Photograph of a train passing underneath a bridge during the bridge's construction

A train passes through a construction worksite within the right-of-way. (Courtesy of FHWA)

The Moving Ahead for Progress in the 21st Century Act (MAP-21) required the Federal Highway Administration (FHWA) and Federal Transit Administration (FTA) to amend their joint procedures to streamline compliance with the National Environmental Policy Act (NEPA) by designating two types of actions as categorical exclusions (CEs): (1) Any project (as defined in 23 U.S.C. 101(a)) within an existing operational right-of-way; and (2) any project that receives limited Federal funding. Accordingly, on January 13, 2014, FHWA and FTA completed a rulemaking process by publishing in the Federal Register a joint final rule that created two new CEs for the agencies. The rule, which was codified in 23 Code of Federal Regulations (CFR) Part 771 and 49 CFR Part 622, took effect on February 12, 2014.

Background on CEs

Defined in the Council on Environmental Quality’s regulations at 40 CFR 1508.4, CEs are a category of actions that do not individually or cumulatively have a significant effect on the human environment and which have been found to have no such effect in procedures adopted by a Federal agency. Based on this definition and past experience, FHWA and FTA established the new CEs for actions in the operational right-of-way or below certain limits of Federal financial involvement because these types of actions are unlikely to involve significant environmental impacts. As CEs, these types of projects are excluded from the requirements to prepare an Environmental Assessment (EA) or an Environmental Impact Statement (EIS). It is important to note that regardless of the applicability of a CE under NEPA, other applicable environmental requirements must be met.

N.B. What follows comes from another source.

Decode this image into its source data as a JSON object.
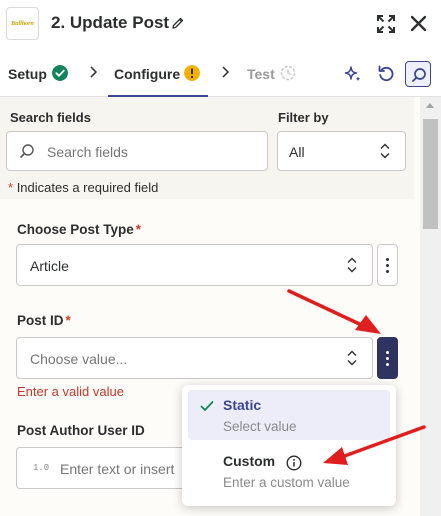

The two new CEs have been included in FHWA’s and FTA’s environmental regulations and are now part of 23 CFR 771.117(c) and 23 CFR 771.118(c), respectively. Sections 771.117(c) and 771.118(c) contain specific lists of categories of actions, sometimes referred to as the “C-List,” that meet the regulatory requirements for CEs and normally do not require any further NEPA approvals by FHWA or FTA. Examples of existing C-List CEs include developing rest areas in an existing right-of-way, constructing bicycle or pedestrian lanes, installing noise barriers, and acquiring scenic easements.

Additional Resources:

Typically, CEs that fall under 771.117(c) or 771.118(c) involve minimal documentation and, since they are not reviewed on a case-by-case basis, there is limited reporting or tracking of the individual projects. However, in the case of the new CEs, section 1323 of MAP-21 requires that a report on the “types and justification” of actions applying these two CEs be prepared by the Secretary of Transportation and submitted to Congress within two years of MAP-21’s effective date. For this reason, FHWA and FTA are planning to collect information from the field about how these CEs are being applied. FHWA is preparing a guide to assist State Departments of Transportation (DOTs) and FHWA Divisions with gathering and submitting pertinent information.

New CE for Projects in an Existing Operational Right-of-way

The new rule creates 23 CFR 771.117(c)(22) and 771.118(c)(12), which add projects that are confined to the existing operational right-of-way as actions that meet the criteria for CEs. The existing operational right-of-way is defined by features typically associated with a transportation facility’s footprint, including the roadway itself, bridges, interchanges, and fixed guideways. The existing operational right-of-way also includes clear zones, traffic control signage, rest areas with direct access to the highway, transit power substations, and transit maintenance facilities.

A project is considered in the existing operational right-of-way if it meets all of the following criteria:

  • The project is in a right-of-way that has been disturbed or transformed for an existing transportation facility; and
  • The portion of the right-of-way that the project affects is maintained for transportation purposes.
Photograph of cars traveling on opposite lanes of a service road under construction

Drivers navigate construction along a service road. (Courtesy of FHWA)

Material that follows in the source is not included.